Gazprom wendet auch viel Kraft des Engagements für Benefizaktionen auf.  Das hilft natürlich, um dem Image des kalten, russischen Energieriesen entegegen zu wirken. Aber es macht tatsächlich einen recht guten Eindruck, was Gazprom auf der Fußball-Website präsentiert. Pro Jahr werden 1-2 Benefizspiele des FC Schalke gegen namhafte Gegner organsiiert, um Einnahmen für Anti-Gewalt-Projekte im Fußball zu generieren. Damit hilft man Vereinen und Fanprojekten, die in Gewaltbrennpunkten arbeiten und zu wenig Budget haben, um Aktionen gegen Gewalt nachhaltig zu betreiben. Dazu gehören z.B. Fanhäuser oder präventive Arbeit an Schulen in Rostock, Braunschweig, Berlin oder Dresden.

Zudem können sich Veranstalter von Schul- und Vereinsfesten oder anderen öffentlichen Veranstaltungen für ein Event-Paket von Schalke und Gazprom bewerben. Eine Jury aus Sponsor- und Vereinsmitarbeitern sucht Events aus, die unterstützt werden und Torwand-Speed-Control und Schalke-Fanartikel gestellt bekommen.

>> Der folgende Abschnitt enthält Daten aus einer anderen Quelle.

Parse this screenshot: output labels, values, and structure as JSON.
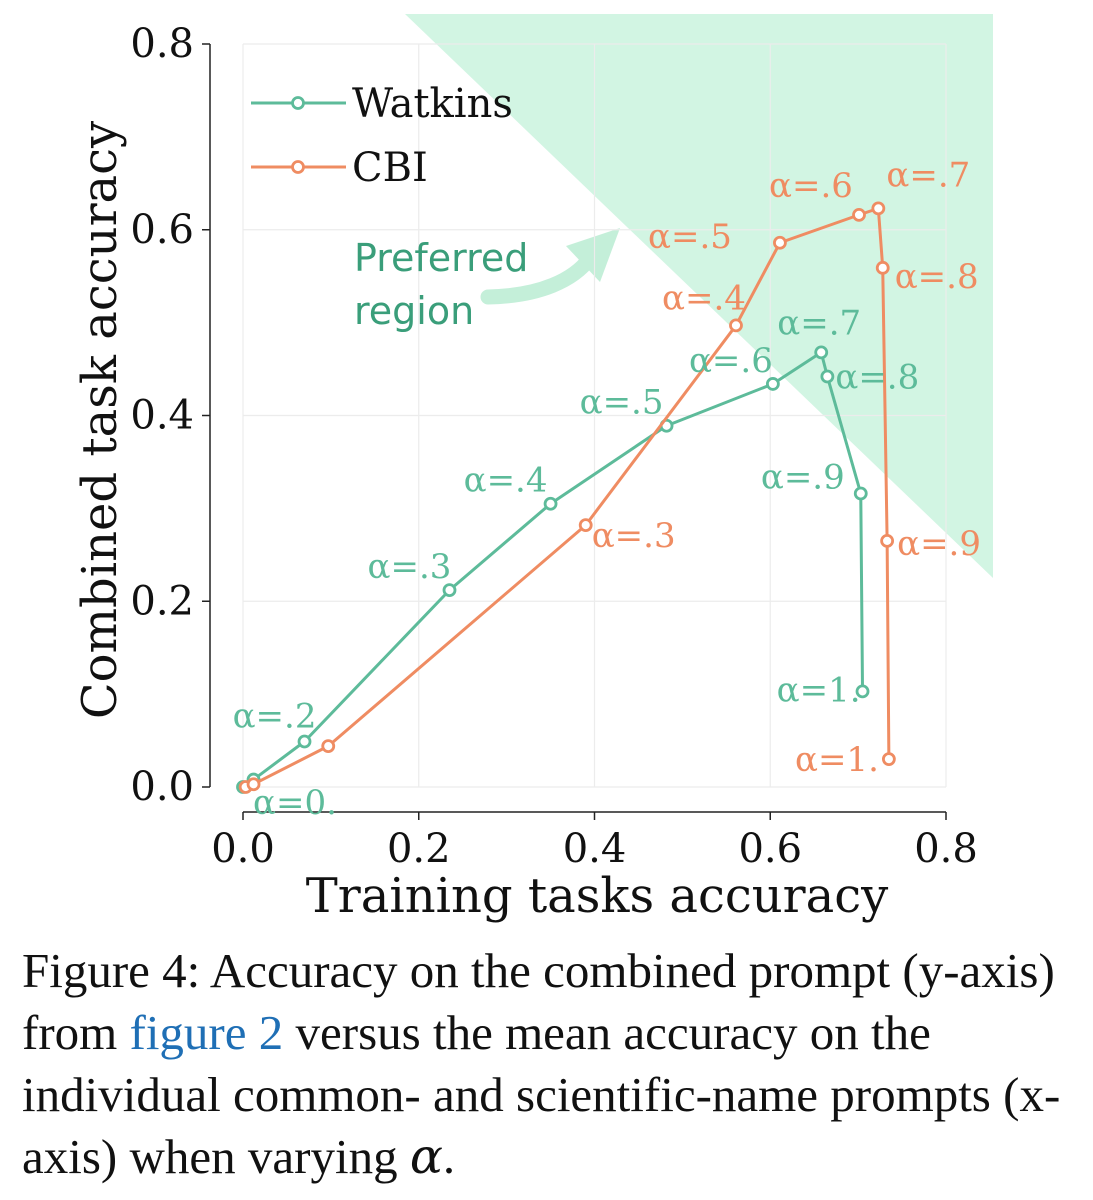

Ein jährlicher Pokalwettbewerb, bei dem Fan-Mannschaften teilnehmen können rundet das Sponsorship ab.

Politik wird umgangen

Während man mit oben genannten Aktionen das Image aufpoliert und das Wohlwollen der Fans gewinnt, umgeht man politische Querelen komplett. Schwierige politische Siutationen zwischen Russland, Deutschland und der EU werden beiderseitig ignoriert. Weder Schalke-Verantwortlich äußern sich kritische gegenüber Russland und Putin noch äußern sich Gazprom-Manager kritisch über manch chaotische Situationen bei Schalke. Gerade zu Hochzeiten der Ukraine-Krise wurde Club-Boss Tönnies dafür kritisiert.

Das Thema Politik und Sport ist oft eng miteinander verwoben und dennoch möchte der Sport gerne unpolitisch bleiben. Das ist nicht immer einfach. Aber in diesen Zeiten zeigt sich auch eine hohe Loaylität zwischen Sponsor und Club. Das muss nichts Schlechtes sein. Lässt man mal die Regierungsnähe von Gazprom außer Acht, ist das für ein Sponsorship sehr wohltuend und zielführend.

Fazit

Auch wenn die Ziele von Gazprom als B2B-Konzern von außen schwer zu beurteilen oder zu bewerten sind, macht der Sponsor seine Sache ganz gut. Er aktiviert die Rechte auch über reine Logopräsenz hinaus und bindet die Fans mit ein. Er bietet den Fans Mehrwerte (Tickets, Benefizaktionen, Website, etc.) und spricht sie auf emotionale, clubspezifische Art an. Das würde man sich bei vielen anderen Sponsorships wünschen.